Yesterday a young starting pitcher threw a stellar game. He went 6 2/3 IP, gave up 2 ER, and struck out 4 while walking 2. He lowered his ERA to 4.35 and has pitched great over his last 7 starts. Then the bullpen came in and blew it. You could imagine this has played out quite a few times this season with this team, but I’m not sure who imagined that the pitcher would be J.D. Martin. Before getting in to the surprising success of this 26 year old rookie, let’s not forget that the Nats ended up winning.
Zimmerman hit a walk off HR, spent a little long admiring it, and was somewhat awkwardly mobbed on his way home. It was a bomb though, so he may have wanted to see if it was gonna hit the Red Porch or something. Anyway, here continues the Ryan Zimmerman March to 30 HRs uniform gallery:
A nice one on the March to 30, no doubt. I’m sure he’ll remember this one, a walk off against a team that was about to sweep them again. For the 87th time in the last 2 years. Breaking an eight game losing streak. Anyway, breaking from tradition for the gallery, I’ve posted a few pics from the home run itself. Here’s the hit:
And of course, one of him just admiring it:
Here’s a link to the whole video, if you please.
Back to JD
Back to John Dale Martin. In his last 7 starts, the rookie has amassed an ERA of 3.40. The team has gone 5-2, while his record has been 3-2. Meanwhile, he’s thrown 39 2/3 and given up 40 hits, which is pretty good. But he’s also walked 13, a little high, and only struck out 19, a little low.
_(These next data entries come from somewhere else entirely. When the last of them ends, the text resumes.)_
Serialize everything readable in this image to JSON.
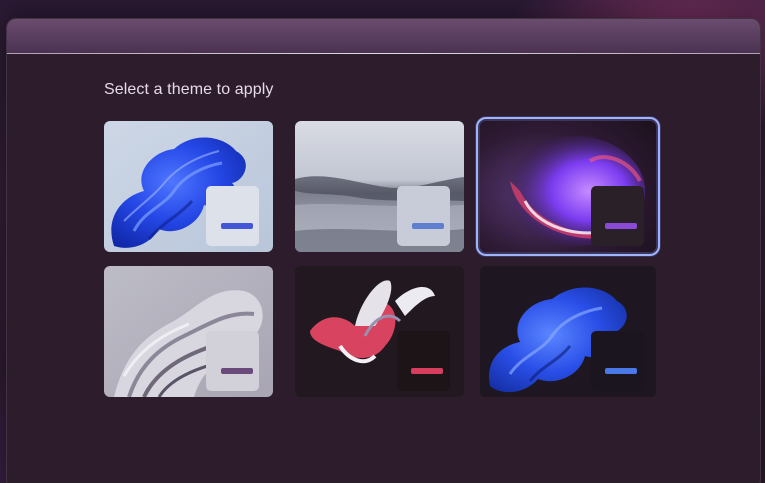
{
  "title": "Select a theme to apply",
  "themes": [
    {
      "name": "windows-light-bloom",
      "style": "light",
      "accent": "#4456d8",
      "selected": false
    },
    {
      "name": "glow-landscape",
      "style": "light",
      "accent": "#5f7fd0",
      "selected": false
    },
    {
      "name": "captured-motion",
      "style": "dark",
      "accent": "#8a4ad8",
      "selected": true
    },
    {
      "name": "sunrise-flow",
      "style": "light",
      "accent": "#6a4a7a",
      "selected": false
    },
    {
      "name": "flow-petals",
      "style": "dark",
      "accent": "#d83e5e",
      "selected": false
    },
    {
      "name": "windows-dark-bloom",
      "style": "dark",
      "accent": "#4a7ae8",
      "selected": false
    }
  ]
}
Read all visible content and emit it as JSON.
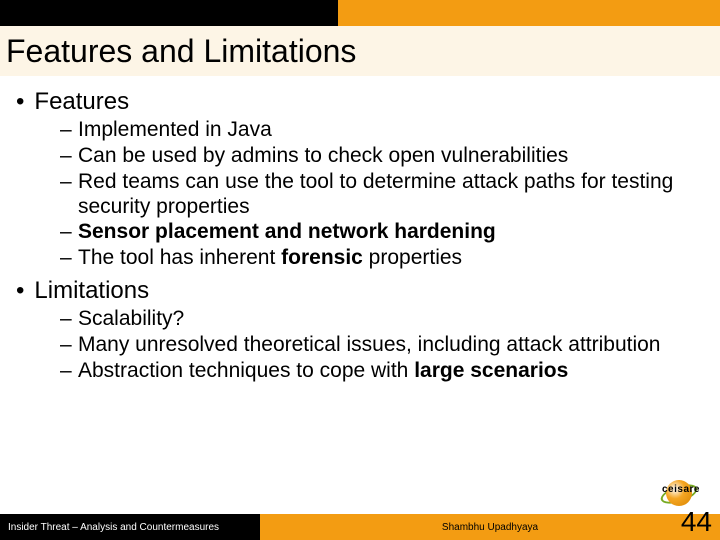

So far he has looked impressive in the majors, and if he continues to pound the zone the way he has, not walk people, he may be a decent back end of the rotation starter.
He was a non-prospect before this year, so how did he get to the majors? The Nationals’ signed him as a minor league free agent this offseason, basically to add depth to their AAA rotation. Instead, he absolutely dominated in Syracuse. Before being call up in late July, he had gone 8-3 with a 2.66 ERA. In 88 IP he had 63 K to 10 BB. Obviously the ratio was high, and he took “pounding the strike zone” to a new level. So as long as the walks stay down, he may not strike out many major league hitters with his stuff. But getting out major leaguers doesn’t have to be by strikeouts, and if he keeps this up, he should have a job for a while.